Many enterprise customers identify with the above problem as they often deal with it themselves. They welcome opportunities to remove some hops and interact directly with the product builders.
When customers speak with engineering, they feel they’re getting ‘the truth’ of what’s possible without the filter often added by sales or product teams. For highly technically customers, the opportunity to deep-dive with engineering is always welcomed as they can learn about the intricacies of the product.
I was once in a situation where the customer was convinced we were rejecting their request for a complex feature (an in-state software upgrade) in our legacy networking product line because we didn’t want to prioritize the work. They wouldn’t accept that the old product line was simply technically incapable of supporting the feature as requested, namely, a zero-downtime upgrade capability. However, after meeting with our engineering team, the customer understood, however reluctantly, the infeasibility of what they were asking for. The customer was still unhappy but at least the discussion moved on to alternative approaches. Providing the customer unfiltered access to engineering wasn’t just helpful but absolutely critical.
Building trust between engineering and product
Finally, involving engineering in customer discussions clearly manifests trust between product management and engineering.
If you’re a product manager, the most important asset you have is the trust you’ve built with your various teams, including engineering, marketing, sales, and more. Product managers don’t build the product; they don’t sell it; they don’t support it. Successful product managers help create the shared vision and orchestrate the teams towards delivery and growth. This can only happen when there is confidence between and amongst all parties.
Things will not go as planned: there will be delays, there will be bugs, and customer uptake will be slow. This list goes on. Without trust, these small bumps can very easily spiral into loss of momentum and finger-pointing. With trust, there will acceptance that sh*t happens and we will overcome the issues together.
By bringing together engineering and customers, product managers can build better relationships with engineering, build that essential trust, and grow their level of influence.
Debunking concerns around bringing together engineering and customers
Despite the clear benefits to be gained from encouraging customer-engineering engagement, this model isn't embraced as widely as it should be. There are two main reasons for this:
- Perhaps the most common rationale is that customer engagement can be distracting and that it defocuses engineers. Meeting with customers takes away time from an engineer’s actual work. I find this response illogical how can understanding customer needs not be beneficial to all? Yes, we don’t want folks to run off and act on what was discussed without consultation around relative priorities and other deliverables but wanting to address customer needs is an unvarnished positive.

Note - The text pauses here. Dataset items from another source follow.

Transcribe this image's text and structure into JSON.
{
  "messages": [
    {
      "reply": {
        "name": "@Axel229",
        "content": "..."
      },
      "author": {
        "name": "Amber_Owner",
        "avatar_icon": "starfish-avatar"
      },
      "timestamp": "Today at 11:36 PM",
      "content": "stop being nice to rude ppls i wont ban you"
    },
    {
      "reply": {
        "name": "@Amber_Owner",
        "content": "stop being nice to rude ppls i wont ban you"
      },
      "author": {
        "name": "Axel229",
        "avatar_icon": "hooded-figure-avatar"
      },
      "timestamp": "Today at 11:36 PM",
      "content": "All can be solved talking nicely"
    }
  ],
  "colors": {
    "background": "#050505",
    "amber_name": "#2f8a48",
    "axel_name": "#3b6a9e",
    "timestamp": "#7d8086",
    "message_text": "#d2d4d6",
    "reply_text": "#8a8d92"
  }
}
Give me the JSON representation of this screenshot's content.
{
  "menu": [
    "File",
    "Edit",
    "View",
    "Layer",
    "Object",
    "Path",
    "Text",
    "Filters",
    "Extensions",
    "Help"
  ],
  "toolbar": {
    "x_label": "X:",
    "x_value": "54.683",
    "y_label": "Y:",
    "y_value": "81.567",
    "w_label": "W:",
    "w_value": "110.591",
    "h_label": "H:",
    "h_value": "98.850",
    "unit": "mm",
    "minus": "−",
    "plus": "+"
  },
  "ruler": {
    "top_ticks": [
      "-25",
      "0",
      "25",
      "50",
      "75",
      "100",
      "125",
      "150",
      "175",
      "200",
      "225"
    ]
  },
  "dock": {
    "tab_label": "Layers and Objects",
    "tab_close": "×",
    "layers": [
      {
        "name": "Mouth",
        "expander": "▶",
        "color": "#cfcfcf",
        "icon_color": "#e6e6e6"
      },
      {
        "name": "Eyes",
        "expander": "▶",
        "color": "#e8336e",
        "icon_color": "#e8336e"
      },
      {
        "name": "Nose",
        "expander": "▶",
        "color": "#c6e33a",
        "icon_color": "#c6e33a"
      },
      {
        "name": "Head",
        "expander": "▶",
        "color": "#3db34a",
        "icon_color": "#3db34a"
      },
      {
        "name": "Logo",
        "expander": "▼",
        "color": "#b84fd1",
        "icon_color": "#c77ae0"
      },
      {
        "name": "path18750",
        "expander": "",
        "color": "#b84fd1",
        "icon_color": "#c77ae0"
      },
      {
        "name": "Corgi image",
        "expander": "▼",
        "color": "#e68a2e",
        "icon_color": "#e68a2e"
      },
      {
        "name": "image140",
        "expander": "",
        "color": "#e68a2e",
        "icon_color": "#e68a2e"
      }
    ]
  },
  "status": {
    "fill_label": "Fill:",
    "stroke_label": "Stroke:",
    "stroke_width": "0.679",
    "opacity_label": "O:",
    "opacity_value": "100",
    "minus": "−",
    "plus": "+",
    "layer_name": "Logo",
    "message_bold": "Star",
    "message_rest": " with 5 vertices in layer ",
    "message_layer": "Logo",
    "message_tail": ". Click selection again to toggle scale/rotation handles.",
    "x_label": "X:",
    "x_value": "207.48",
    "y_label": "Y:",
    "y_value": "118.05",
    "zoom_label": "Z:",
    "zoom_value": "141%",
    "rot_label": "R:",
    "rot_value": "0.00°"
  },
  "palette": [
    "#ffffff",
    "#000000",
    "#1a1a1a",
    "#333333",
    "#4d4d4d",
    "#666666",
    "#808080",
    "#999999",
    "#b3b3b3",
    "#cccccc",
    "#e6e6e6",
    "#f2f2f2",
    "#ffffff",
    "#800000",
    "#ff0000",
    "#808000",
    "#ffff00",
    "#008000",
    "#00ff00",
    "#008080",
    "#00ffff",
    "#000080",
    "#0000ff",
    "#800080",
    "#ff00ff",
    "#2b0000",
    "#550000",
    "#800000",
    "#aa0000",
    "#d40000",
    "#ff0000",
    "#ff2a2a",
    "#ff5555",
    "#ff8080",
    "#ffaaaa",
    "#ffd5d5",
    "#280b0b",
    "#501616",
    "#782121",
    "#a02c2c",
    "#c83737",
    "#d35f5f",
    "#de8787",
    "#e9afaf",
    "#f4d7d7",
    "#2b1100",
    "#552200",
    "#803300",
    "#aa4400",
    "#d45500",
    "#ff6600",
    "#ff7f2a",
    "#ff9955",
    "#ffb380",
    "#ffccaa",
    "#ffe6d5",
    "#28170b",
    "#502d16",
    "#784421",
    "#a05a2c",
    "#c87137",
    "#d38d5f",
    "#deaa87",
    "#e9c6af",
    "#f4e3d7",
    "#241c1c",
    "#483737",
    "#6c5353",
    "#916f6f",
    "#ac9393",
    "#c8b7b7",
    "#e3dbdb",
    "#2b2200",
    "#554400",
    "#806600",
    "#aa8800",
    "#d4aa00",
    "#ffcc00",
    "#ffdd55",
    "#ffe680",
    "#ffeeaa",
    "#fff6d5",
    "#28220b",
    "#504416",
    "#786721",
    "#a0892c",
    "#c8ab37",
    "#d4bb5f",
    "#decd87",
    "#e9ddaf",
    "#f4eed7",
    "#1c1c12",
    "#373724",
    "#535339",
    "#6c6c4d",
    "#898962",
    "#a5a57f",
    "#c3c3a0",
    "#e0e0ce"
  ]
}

- A related(and also weak) concern is that engineers will share too much information and contradict the previous positioning by product management or sales. But this is nothing a simple pre-customer meeting briefing can’t address. Senior engineers can understand the importance of maintaining a consistent message while also engaging in serious technical discussions.
Both these concerns are emblematic of culture. Some organizations have clear delineations of roles and responsibilities. Those barriers may be strong and difficult to overcome. However, a modern enterprise increasingly no longer has hardened functional silos. Thus there’s a willingness, and even eagerness, for individuals to participate in all aspects of solving customer needs.
Championing and encouraging judicious customer-engineering engagement provides benefits along multiple dimensions. It increases customer trust, reduces translation error, and increases organizational cooperation. By giving engineering a full seat at the customer meeting table, customer satisfaction is increased from both a product and support perspective. Seems like a no-brainer? That’s because it is.